The two mortgage-finance giants, which have already taken $187.5 billion in taxpayer aid since 2008, would need more funds to stay afloat if home prices plummeted in a severe downturn, the Federal Housing Finance Agency said in a report today. The stress tests, mandated by the Dodd-Frank Act, use the same assumptions that the Federal Reserve does in gauging the ability of the nation's largest banks to withstand a recession.

The results reflect the terms of the companies' bailout, which require them to send to the Treasury all of their quarterly profits above a minimum net worth threshold.

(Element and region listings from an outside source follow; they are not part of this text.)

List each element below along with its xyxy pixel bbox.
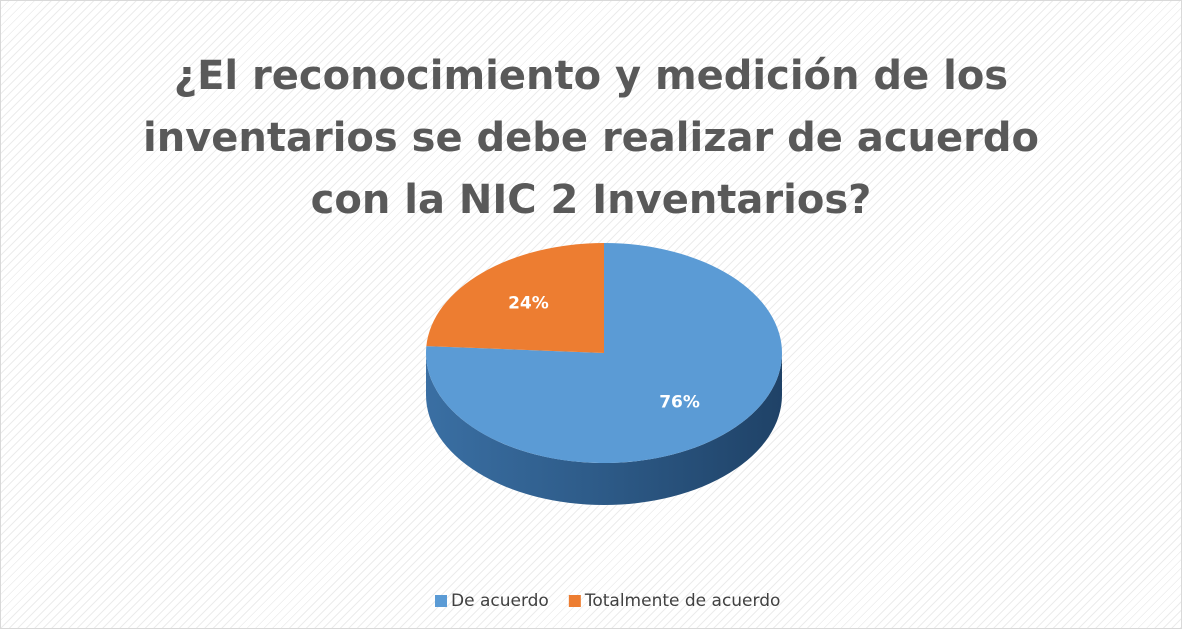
slice	[426, 243, 604, 353]
legend-label: De acuerdo	[451, 591, 549, 611]
data-label: 76%	[659, 393, 700, 413]
legend-swatch	[435, 595, 447, 607]
data-label: 24%	[508, 293, 549, 313]
slice-side	[426, 353, 782, 505]
chart-title: ¿El reconocimiento y medición de los inv…	[143, 53, 1039, 223]
legend-swatch	[568, 595, 581, 607]
legend-label: Totalmente de acuerdo	[584, 591, 781, 611]
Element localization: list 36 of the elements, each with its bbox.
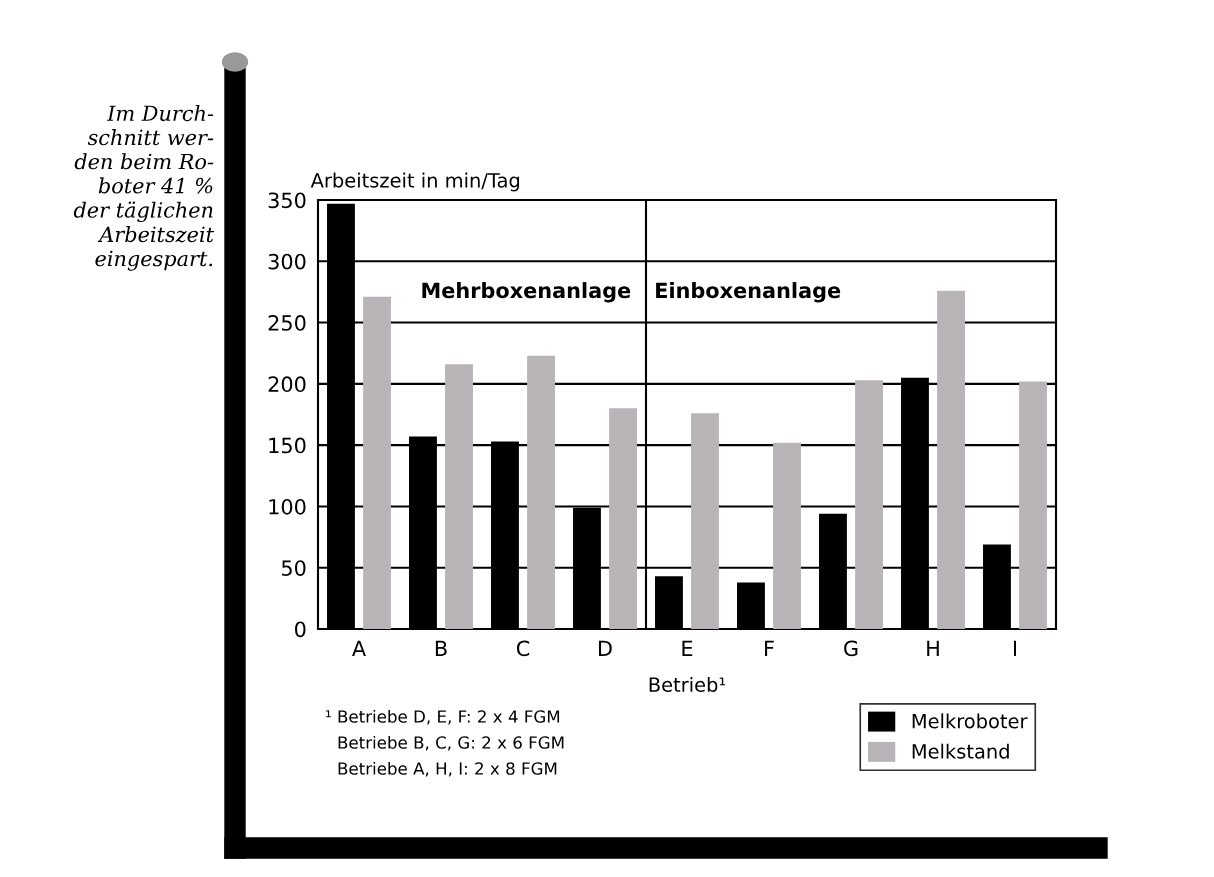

That money, counted as a return on the U.S. investment, prevents them from rebuilding capital or paying down debt to taxpayers.

"These results of the severely adverse scenario are not surprising given the company's limited capital," Fannie Mae Senior Vice President Kelli Parsons said in a statement. "Under the terms of the senior preferred stock purchase agreement, Fannie Mae is not permitted to retain capital to withstand a sudden, unexpected economic shock of the magnitude required by the stress test."

The companies would need $84 billion to $190 billion by the end of 2015 in the worst circumstances, depending on accounting assumptions, the tests showed.

The FHFA also released the results of its own tests using different economic models. Under those, Fannie Mae and Freddie Mac won't need any more taxpayer aid, and will send the U.S. Treasury between $36.3 billion and $54 billion in additional payments of their quarterly profits by the end of 2015. Payments from the two companies to the government totaled $202.9 billion by the end of March.

The stress test results come as congressional momentum for winding down Fannie Mae and Freddie Mac appears to be stalling and shareholders push to keep the companies alive.

Senate Banking Committee leaders yesterday postponed a vote on a bill that would replace Fannie Mae and Freddie Mac over five years with federal insurance for mortgage bonds that would kick in only after private investors were wiped out. The measure, which is supported by President Barack Obama's administration, doesn't yet have enough support from Democrats to move forward.

Fannie Mae and Freddie Mac, which buy mortgages and package them into securities, began posting record profits as the housing market rebounded. Shareholders including Bruce Berkowitz's Fairholme Capital Management and hedge fund Perry Capital LLC are calling for the U.S. to allow investors a share in the funds the companies are returning to taxpayers.

Fannie Mae reported an $84 billion profit for 2013, the highest-ever for the 80-year-old company, while Freddie Mac reported a record profit of $48.7 billion.